Here is the official description of the work underway;
“The $500 million joint venture with architectural firm Dutch Docklands International will create the largest series of artificial floating islands in the world. The islands will be anchored to the seabed using cables or telescopic mooring piles to keep the structures stable throughout the worst of the Indian Ocean’s storms, while simultaneously minimizing the environmental impact.”
A series of small islands rather of one large one is planned hoping to minimize the impact on the aquatic life. But is this going to become like the expanding coastlines of many nations who are building more and more water front properties on reclaimed land, a rather precarious proposition which impact on the environment are just stating to be felt?
How can they really assess the real impact on the ocean life?

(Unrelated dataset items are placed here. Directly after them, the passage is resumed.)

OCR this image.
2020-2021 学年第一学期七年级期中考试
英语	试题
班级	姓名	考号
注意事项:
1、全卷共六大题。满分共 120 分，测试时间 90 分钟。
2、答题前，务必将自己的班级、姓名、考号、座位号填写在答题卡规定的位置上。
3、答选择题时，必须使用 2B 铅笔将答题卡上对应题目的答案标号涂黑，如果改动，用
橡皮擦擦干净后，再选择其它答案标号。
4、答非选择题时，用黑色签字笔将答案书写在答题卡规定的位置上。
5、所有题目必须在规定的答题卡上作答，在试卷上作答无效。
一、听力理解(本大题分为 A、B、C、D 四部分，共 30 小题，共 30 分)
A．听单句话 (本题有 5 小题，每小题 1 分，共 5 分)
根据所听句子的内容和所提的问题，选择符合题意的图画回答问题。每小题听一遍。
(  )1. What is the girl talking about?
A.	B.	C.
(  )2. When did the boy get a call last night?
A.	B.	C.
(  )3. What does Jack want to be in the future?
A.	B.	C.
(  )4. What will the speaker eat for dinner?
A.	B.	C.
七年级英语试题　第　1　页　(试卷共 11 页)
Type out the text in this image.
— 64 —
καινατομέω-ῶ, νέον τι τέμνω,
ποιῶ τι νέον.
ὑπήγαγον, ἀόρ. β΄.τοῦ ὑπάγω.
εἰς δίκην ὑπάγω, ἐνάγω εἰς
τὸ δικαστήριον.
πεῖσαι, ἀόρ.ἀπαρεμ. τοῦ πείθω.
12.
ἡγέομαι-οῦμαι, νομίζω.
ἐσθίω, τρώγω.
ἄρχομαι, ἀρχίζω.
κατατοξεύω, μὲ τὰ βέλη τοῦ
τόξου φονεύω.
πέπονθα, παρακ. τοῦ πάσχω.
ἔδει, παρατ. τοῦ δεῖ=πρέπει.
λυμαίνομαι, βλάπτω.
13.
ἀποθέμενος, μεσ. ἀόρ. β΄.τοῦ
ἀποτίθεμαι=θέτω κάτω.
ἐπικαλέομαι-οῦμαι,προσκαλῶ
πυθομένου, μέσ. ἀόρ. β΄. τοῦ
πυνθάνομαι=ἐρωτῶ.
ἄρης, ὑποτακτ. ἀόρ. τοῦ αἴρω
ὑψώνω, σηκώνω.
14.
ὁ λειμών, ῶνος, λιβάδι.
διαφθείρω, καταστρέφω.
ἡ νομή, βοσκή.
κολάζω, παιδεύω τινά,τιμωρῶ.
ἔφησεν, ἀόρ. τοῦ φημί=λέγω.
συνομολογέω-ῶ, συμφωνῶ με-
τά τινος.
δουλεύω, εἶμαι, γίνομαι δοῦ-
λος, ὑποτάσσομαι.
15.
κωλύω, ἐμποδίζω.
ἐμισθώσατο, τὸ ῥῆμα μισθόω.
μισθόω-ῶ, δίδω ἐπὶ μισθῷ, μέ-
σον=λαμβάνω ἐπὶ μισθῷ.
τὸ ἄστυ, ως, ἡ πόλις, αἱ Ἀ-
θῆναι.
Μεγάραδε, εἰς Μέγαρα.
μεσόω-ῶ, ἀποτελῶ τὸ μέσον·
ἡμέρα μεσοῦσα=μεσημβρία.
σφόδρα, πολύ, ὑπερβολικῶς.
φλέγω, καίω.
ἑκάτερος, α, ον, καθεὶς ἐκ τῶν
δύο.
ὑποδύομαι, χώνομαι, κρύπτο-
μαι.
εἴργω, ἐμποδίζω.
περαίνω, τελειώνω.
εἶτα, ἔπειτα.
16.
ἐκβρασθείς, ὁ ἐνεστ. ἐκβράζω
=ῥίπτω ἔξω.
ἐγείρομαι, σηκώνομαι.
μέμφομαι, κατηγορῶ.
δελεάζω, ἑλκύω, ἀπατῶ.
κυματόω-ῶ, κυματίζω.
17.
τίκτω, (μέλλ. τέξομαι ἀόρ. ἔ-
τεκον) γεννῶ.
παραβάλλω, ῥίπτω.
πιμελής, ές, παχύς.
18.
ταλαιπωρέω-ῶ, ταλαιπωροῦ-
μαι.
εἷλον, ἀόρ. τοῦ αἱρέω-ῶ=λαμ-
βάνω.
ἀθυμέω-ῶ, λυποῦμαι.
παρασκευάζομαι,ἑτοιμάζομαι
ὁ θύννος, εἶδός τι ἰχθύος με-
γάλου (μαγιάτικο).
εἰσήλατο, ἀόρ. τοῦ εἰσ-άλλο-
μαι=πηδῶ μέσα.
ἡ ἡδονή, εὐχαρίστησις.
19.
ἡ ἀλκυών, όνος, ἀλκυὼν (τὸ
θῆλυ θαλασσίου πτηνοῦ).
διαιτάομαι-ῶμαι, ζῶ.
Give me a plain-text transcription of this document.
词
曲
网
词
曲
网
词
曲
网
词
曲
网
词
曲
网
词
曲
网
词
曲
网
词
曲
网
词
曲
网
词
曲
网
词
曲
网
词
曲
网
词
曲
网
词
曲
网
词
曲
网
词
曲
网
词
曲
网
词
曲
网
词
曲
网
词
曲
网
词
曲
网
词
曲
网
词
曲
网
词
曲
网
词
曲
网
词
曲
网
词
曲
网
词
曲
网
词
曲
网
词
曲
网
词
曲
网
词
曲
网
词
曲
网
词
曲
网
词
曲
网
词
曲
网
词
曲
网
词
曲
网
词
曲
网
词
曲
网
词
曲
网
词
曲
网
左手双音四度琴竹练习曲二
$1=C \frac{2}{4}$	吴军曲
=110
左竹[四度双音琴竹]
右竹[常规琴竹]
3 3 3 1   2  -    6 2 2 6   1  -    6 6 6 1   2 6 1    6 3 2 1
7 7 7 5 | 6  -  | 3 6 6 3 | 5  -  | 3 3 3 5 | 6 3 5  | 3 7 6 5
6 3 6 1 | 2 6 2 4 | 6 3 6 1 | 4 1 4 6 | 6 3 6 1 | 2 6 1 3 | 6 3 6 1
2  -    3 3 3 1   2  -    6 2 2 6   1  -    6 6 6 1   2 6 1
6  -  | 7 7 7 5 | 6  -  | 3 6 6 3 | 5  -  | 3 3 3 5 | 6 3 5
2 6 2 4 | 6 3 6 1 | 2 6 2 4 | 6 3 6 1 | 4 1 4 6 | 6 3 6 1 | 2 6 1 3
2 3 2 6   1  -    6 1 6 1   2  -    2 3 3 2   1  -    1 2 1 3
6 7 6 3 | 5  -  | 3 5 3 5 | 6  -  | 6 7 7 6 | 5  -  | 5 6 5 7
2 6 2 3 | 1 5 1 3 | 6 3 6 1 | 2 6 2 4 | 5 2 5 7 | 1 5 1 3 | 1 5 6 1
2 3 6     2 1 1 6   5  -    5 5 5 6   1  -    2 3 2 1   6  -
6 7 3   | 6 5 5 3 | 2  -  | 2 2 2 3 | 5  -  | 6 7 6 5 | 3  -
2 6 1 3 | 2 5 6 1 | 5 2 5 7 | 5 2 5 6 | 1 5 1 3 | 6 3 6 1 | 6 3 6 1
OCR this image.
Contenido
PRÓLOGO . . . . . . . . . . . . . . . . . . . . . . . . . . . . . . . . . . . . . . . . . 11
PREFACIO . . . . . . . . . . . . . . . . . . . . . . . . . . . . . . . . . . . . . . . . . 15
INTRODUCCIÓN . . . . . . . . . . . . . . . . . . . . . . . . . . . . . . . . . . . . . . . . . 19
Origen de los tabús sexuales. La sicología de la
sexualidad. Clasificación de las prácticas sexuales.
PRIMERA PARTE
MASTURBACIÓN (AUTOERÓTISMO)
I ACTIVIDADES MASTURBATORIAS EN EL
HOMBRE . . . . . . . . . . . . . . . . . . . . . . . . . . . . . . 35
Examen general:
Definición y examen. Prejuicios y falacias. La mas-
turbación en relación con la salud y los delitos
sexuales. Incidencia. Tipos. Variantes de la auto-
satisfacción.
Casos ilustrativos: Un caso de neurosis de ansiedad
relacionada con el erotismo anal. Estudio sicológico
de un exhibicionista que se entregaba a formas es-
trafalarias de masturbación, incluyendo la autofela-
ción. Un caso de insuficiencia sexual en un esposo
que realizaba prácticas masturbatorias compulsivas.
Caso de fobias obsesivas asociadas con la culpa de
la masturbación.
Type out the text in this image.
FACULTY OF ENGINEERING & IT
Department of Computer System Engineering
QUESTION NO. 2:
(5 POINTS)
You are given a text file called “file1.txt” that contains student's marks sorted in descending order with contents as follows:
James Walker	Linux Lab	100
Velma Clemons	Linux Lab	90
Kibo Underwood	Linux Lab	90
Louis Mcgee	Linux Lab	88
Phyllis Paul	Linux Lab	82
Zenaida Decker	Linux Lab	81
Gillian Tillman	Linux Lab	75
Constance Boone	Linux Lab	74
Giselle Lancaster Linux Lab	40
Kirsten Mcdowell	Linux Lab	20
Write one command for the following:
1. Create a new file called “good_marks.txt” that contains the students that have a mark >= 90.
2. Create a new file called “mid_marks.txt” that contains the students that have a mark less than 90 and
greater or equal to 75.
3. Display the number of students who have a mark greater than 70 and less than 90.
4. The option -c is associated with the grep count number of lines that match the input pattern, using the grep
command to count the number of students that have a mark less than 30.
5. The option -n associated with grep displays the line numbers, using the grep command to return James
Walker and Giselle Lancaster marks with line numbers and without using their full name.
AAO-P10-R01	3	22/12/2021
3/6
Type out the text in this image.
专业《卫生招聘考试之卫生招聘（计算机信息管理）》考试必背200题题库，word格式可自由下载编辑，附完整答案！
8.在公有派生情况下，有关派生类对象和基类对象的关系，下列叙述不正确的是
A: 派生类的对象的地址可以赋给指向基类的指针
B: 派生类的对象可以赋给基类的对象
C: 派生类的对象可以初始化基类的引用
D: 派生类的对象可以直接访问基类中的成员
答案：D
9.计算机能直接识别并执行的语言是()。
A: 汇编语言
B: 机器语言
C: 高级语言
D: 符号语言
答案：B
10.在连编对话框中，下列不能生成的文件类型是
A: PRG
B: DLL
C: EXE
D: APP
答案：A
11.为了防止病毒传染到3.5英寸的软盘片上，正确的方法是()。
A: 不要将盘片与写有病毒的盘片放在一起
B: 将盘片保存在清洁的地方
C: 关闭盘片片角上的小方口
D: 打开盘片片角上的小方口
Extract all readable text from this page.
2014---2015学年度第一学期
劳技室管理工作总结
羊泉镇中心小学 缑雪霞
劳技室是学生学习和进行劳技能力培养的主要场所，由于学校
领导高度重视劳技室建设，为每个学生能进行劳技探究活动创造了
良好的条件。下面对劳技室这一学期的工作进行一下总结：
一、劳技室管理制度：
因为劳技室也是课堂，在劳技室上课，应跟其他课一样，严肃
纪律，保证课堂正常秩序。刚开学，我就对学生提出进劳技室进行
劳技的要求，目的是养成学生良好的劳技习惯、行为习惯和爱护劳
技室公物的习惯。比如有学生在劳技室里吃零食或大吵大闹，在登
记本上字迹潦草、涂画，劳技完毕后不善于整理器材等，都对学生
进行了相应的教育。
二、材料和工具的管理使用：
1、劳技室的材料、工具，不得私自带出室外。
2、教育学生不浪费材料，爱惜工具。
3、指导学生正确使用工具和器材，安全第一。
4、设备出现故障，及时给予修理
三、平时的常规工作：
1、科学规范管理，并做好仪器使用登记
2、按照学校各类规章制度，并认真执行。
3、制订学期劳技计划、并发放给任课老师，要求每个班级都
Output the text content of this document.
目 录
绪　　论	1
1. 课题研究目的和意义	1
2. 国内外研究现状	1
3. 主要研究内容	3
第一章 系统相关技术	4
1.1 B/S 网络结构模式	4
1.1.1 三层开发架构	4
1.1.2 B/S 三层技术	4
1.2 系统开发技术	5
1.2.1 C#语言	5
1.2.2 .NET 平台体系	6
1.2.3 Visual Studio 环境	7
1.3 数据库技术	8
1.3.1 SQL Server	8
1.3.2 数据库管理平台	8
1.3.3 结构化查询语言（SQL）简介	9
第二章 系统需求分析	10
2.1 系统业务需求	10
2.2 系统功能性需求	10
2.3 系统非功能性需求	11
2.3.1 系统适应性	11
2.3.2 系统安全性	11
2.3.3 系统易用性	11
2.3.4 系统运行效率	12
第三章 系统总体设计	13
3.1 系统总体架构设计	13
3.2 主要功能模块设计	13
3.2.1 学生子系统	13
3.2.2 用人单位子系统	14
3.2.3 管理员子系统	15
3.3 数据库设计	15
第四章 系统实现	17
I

“…the reefs provide a habitat for at least 25 percent of all marine animals, including sponges, more than 4,000 different species of fish, anemones, sea stars, crabs and other crustaceans, and clams and other mollusks. Since coral reefs serve as home to so many different species, many scientists refer to coral reefs as the “rainforests of the oceans.”
They plan to built slabs of concrete and polystyrene foam, anchored to the seabed using cables and mooring piles, tunnels linking different areas, golf courses, and so on.
A lot of publicity about the project having little impact on the environment seems a bit ludicrous when nothing of this nature and magnitude has ever been done.
When Palm Island was being planned in Dubai, there were so many report and experts asserting that the project was perfectly environmentally sound, but today the real impacts are obvious to every one.